En juin 2024, en demi-finale du Top 14, Cyril Baille jouait un match qui allait changer la fin de sa carrière. Sur la seconde période de cette rencontre remportée face au Stade Rochelais (39-23), le pilier gauche du Stade Toulousain est sorti à la 49ᵉ minute de jeu. Au stade Atlantique, le première ligne ne quittait pas le terrain à la suite d’un changement arctique, mais à cause d’une terrible blessure.
Le calvaire de Cyril baille
Ce soir-là, Cyril Baille souffrait d’une fracture du péroné avec plusieurs ligaments arrachés au niveau de la cheville gauche. Le joueur aux 57 sélections avec le XV de France était resté près de six mois sans jouer. Cependant, même à son retour sur les prés, le pilier gauche n’affichait plus le même niveau de jeu. Il se démarquait des autres joueurs à son poste grâce à sa qualité technique ballon en main et à son appétence pour le jeu de mouvement, en plus de sa bonne tenue en mêlée et de son efficacité défensive.
Aujourd’hui, Cyril Baille connaît un moment en dedans dans sa carrière de joueur professionnel, après 225 matchs disputés chez les Rouge et Noir. Passé de titulaire à remplaçant sur la deuxième partie de saison 2024/2025, il a ensuite perdu sa place avec le XV de France. Avec le Stade Toulousain, il a observé un début de saison très compliqué. Il comptait seulement deux titularisations pour moins de 200 minutes jouées sur la phase aller du Top 14 2025/2026.
Retour en douceur au Stade Toulousain
Revenu depuis peu à un niveau plus compétitif, il compte presque autant de minutes jouées que sur la première partie de l’exercice en cours, depuis le début de l’année 2026. Auprès de RMC Sport, le joueur s’est exprimé sur ses sensations du moment. Si tout n'est pas très rose sur l'ensemble de ses soins, il a dévoilé un certain optimisme sur son état actuel. Il affirme notamment les mots suivants : “Aujourd'hui, le travail commence à porter ses fruits. Ainsi, j'espère de tout cœur finir fort sur cette fin de saison. Ça serait bien.”

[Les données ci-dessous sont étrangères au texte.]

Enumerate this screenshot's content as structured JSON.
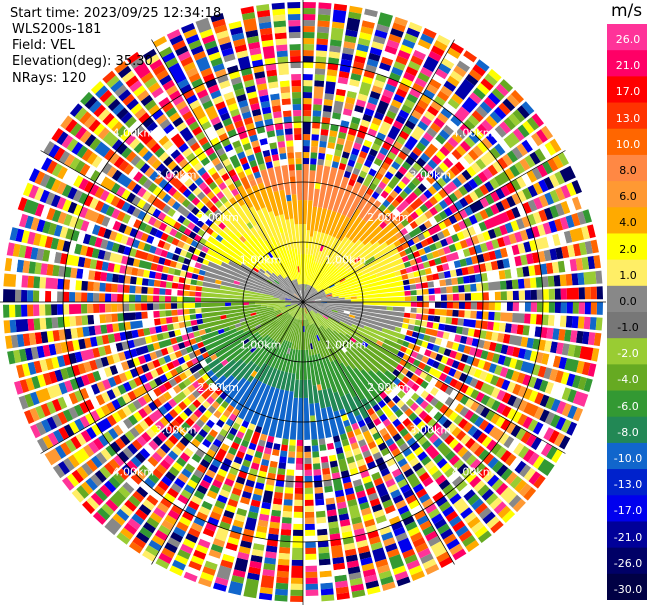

Mais alors, de quel travail parle Cyril Baille ? Dans l’entretien accordé au média sportif, il confie qu’un tout nouveau programme a été mis en place, à l’automne. Après une rude défaite dans l’Hérault (44-14), le pilier a été écarté du groupe pour réaliser un travail spécifique. “En début de saison, on a eu une grosse discussion aussi avec Ugo (Mola). Après le match de Montpellier, notamment, où ça avait été compliqué. À partir de cette rencontre, des choses ont été mises en place”, indiquait-il depuis les tribunes d’Ernest-Wallon.
Une fin de carrière à négocier
Alors, le pilier droit qui a fait le bonheur du Stade Toulousain et du XV de France ces dernières années, risque-t-il de revenir à son meilleur niveau ? Sur ce point-là, le Haut-Garonnais calme les ardeurs de ceux qui l’attendent. Il réalise un ensemble de soins et d’exercices pour préserver son articulation, avec l’un des préparateurs physique des Rouge et Noir. Cependant, il se montre aussi moins confiant sur certains aspects. “Pierre Cantayre m'a sorti de là. On travaille beaucoup ensemble. Il m'a un peu tout fait reprendre à zéro, sur la force du mollet et la mobilité de la cheville, que j'ai quasiment perdue. Toutefois, sur ce dernier point, c'est rédhibitoire. À l’avenir, ça va aller en s'empirant.”
Néanmoins, le joueur originaire des Pyrénées compte s’accrocher tant qu’il le peut. “J'ai toujours des douleurs un peu récurrentes, mais sur le ressenti, c'est de mieux en mieux. Honnêtement, aujourd'hui, tous les voyants sont au vert”, notait le joueur au micro de RMC Sport. Cependant, il n’occultait pas pour autant les douleurs qui sont toujours présentes : “Finalement, certaines choses se sont installées. Par exemple, j'ai une arthrose post-traumatique qui a vraiment avancé et amène une douleur récurrente. [...] Maintenant, je dois faire avec. [...] Je me suis dit qu'il fallait serrer les dents et continuer d'essayer de donner ce que j'ai encore à offrir.”
Sous contrat avec le Stade Toulousain jusqu’à l’été 2027, le trentenaire ne parle pas encore de la retraite et confie faire “au jour le jour” avec sa cheville gauche. Lors de la prochaine Coupe du monde, dans 18 mois, il fêtera ses 34 ans. Un âge auquel un pilier gauche peut normalement toujours jouer, mais où une fin de carrière pourrait s’imposer comme une suite logique, pour un joueur au palmarès riche et qui a souvent donné en club et en sélection.